SlimJim1694
Member
Thanks Tom. That's an extremely informative response and opens my eyes to how it all works. I'll be honest that up until reading that I wasn't really sure.Let me start with the simple things: the cancellation reason that shows on RTT is the first that goes into TRUST. If it is subsequently corrected then that does not carry through. This is an artefact of how the feeds 'take' data from TRUST.
The way the NR train describer works between Mantles Wood and Harrow-on-the-Hill South Jn, where Marylebone IECC fringes with the Metropolitan Line, is a series of several queue berths. These queue berths work on the basis that when the train steps into the Met Line at, say, Mantles Wood then it enters the queue and steps forward as far as possible. If it is the one and only train moving on the southbound Met, then it steps up to the berth just prior to the first step back in.
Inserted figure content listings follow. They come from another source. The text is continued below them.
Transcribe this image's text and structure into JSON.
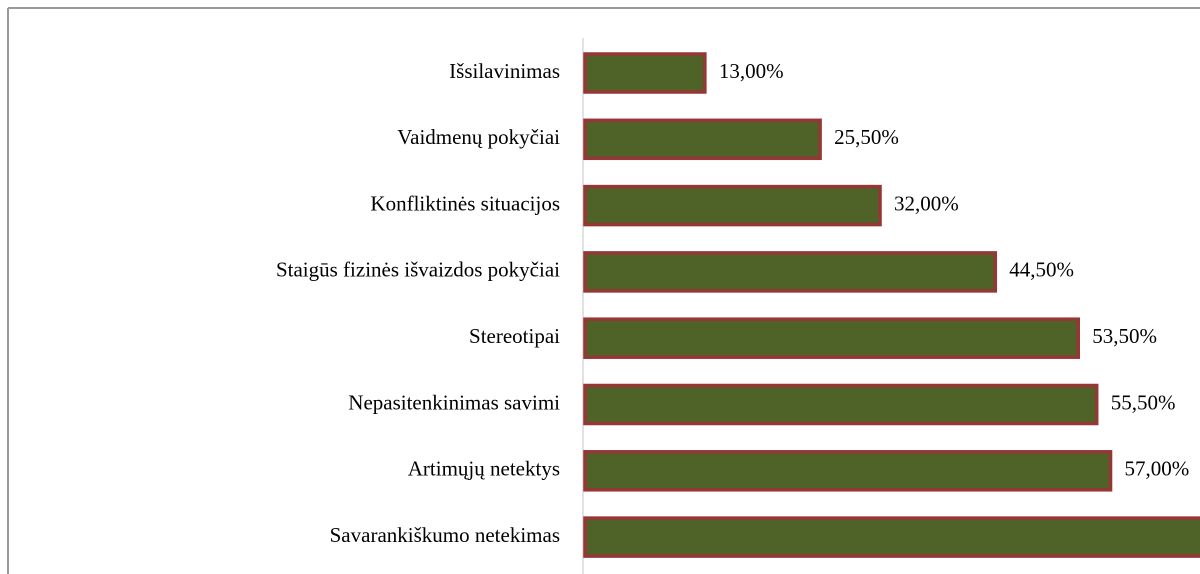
{
  "chart_data": {
    "type": "bar",
    "orientation": "horizontal",
    "categories": [
      "Išsilavinimas",
      "Vaidmenų pokyčiai",
      "Konfliktinės situacijos",
      "Staigūs fizinės išvaizdos pokyčiai",
      "Stereotipai ",
      "Nepasitenkinimas savimi",
      "Artimųjų netektys",
      "Savarankiškumo netekimas"
    ],
    "values": [
      13,
      25.5,
      32,
      44.5,
      53.5,
      55.5,
      57,
      68
    ],
    "value_labels": [
      "13,00%",
      "25,50%",
      "32,00%",
      "44,50%",
      "53,50%",
      "55,50%",
      "57,00%",
      null
    ],
    "color": "#4f6228",
    "edge_color": "#953735"
  }
}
It works likewise for the northbound. This makes the train describer 'blind' to what happens on the Metropolitan Line.
For Harrow-on-the-Hill northbound departures and Amersham southbound departures, there is a berth offset that is a positive number (it's normally negative) against the fringing NR signal into the Metropolitan Line. This means that you will always have a constant dwell time at those stations in those directions. It works similiarly with a negative arrival for Harrow-on-the-Hill southbound and Amersham northbound.
Once you are on the Metropolitan Line proper, Network Rail systems are effectively blind to what is happening. Up until about October last year when it broke properly for the final time, RTT had a mechanism to use track circuit data pulled from Trackernet to track trains through the area. In a similar mechanism to how it works on Network Rail metal, it used the time it stepped into the circuits to infer a departure and arrival time at each location based on fixed offsets.
Chiltern introduced the GPS reporting facility onto their fleet more recently which meant I was less inclined to fix the issues around Trackernet as it, really, didn't seem worth it. GPS reporting works mildly different for each operator due to the whims of the systems that drive it but, in a simplified/generalised view, the data goes into Network Rail's GPS Gateway as well as some other data warehouses. There are a series of geofences at most reporting locations which translates from time/position to reporting. I don't have a view of how big those geofences are for the Metropolitan Line but for some locations they are insanely large and they also don't always require the train to stop in the station limits to report for a station call.
My personal opinion is that the geofence, based on what I know historically, is that the geofence for Chalfont & Latimer is ... large.
Just an aside... is there AWS on that LU section for the Chilterns?